Shelf Awareness brings us this report of buoyant book sales as reported by the Association of American Publishers. What are we to make of this comparison of November 2018 book sales with November 2017? What does a “Huge Jump in Trade Sales” really mean?

Table from Shelf Awareness

A 36% jump is certainly “huge” but timing counts. Monthly sales are just monthly sales. Annual sales tell more and with five or ten year sales trends we are beginning to get into the area where we can make projections. We also have to keep in mind the boost given to recent book sales (adult hardcover) by our controversial political situation. Solace for chaos often seems to be sought by buying a book and keeping your head down, reading away. Of course a book sold is a book no longer cluttering up the supply chain, so we rejoice. These big books no doubt attracted big print runs, and we should wait till a bit later to say they were all wild successes: the temptation to order too large a reprint increases as sales numbers go up. But such carping is out of place: next year and the year after there’ll no doubt be some big books, not perhaps about politics, maybe climate change, football payola, Hollywood scandals, supernovas, fruit canning — well, maybe not fruit canning, but with a changing climate who knows. These booming sales numbers are good news. Even if they will be over-interpreted and draw the snideness of indie publishing boosters — no, the numbers do not include sales of self-published books: unsurprisingly the AAP can only report on sales numbers reported to them.

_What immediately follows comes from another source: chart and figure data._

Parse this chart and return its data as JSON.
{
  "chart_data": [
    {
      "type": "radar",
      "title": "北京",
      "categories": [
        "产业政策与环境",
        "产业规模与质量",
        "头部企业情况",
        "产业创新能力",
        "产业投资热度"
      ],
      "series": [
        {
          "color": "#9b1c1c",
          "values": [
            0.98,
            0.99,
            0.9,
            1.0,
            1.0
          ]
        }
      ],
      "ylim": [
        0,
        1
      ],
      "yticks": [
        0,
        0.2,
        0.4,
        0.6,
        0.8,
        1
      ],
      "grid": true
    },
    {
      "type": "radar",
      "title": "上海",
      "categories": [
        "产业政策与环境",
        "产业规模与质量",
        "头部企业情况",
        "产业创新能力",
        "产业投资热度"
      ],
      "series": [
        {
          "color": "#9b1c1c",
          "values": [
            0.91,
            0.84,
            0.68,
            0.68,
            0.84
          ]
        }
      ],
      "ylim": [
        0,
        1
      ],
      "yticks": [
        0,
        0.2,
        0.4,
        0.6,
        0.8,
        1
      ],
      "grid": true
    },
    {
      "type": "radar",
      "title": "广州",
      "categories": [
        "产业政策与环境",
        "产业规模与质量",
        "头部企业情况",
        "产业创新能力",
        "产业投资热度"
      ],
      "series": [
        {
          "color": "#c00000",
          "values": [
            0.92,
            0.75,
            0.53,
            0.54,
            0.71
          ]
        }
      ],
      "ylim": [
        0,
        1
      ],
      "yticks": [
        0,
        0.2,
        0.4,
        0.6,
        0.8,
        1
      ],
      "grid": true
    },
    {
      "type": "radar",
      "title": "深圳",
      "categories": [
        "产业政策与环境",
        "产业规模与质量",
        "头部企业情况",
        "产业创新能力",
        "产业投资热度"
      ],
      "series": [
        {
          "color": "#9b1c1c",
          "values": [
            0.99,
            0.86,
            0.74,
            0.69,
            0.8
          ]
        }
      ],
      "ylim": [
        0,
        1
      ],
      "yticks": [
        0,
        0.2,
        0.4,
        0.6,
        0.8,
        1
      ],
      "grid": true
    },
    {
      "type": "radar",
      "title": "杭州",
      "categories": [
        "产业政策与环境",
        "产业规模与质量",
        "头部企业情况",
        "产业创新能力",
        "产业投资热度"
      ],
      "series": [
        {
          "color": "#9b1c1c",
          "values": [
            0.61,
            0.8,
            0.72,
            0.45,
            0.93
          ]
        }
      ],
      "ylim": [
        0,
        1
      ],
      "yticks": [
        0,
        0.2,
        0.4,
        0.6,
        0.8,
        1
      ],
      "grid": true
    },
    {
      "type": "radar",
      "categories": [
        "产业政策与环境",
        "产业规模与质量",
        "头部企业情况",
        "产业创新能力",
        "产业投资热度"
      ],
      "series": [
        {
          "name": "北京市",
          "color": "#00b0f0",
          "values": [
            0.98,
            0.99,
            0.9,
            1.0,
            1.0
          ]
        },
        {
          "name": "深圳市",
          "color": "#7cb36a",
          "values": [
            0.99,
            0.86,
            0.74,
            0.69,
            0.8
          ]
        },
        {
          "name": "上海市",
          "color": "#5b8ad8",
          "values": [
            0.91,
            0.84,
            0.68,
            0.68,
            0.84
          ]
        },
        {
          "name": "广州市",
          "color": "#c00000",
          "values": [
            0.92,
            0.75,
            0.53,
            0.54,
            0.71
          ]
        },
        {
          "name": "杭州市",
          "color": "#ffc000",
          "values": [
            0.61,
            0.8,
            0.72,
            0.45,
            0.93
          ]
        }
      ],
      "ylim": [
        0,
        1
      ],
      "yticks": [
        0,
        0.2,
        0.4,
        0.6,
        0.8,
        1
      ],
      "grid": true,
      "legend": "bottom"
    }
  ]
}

Ebooks don’t look to be doing brilliantly except among the young and spiritual, but the worst news comes from the university press segment. However these numbers in fact include data from a dozen university presses plus a couple of wholesalers. The Association of University Presses has over 140 members, largely but not exclusively in the USA, so these sales numbers have to be looked at in context.

AUP members

What that context amounts to is opaque of course. The main ingredient has to be a recognition that one month is merely one month and with relatively small numbers percentage changes will look more dramatic than a similar change to a larger sales number. The take away ends up being “Don’t over interpret numbers put out by industry bodies”. This I’m sure is not a lesson we will ever manage to learn though.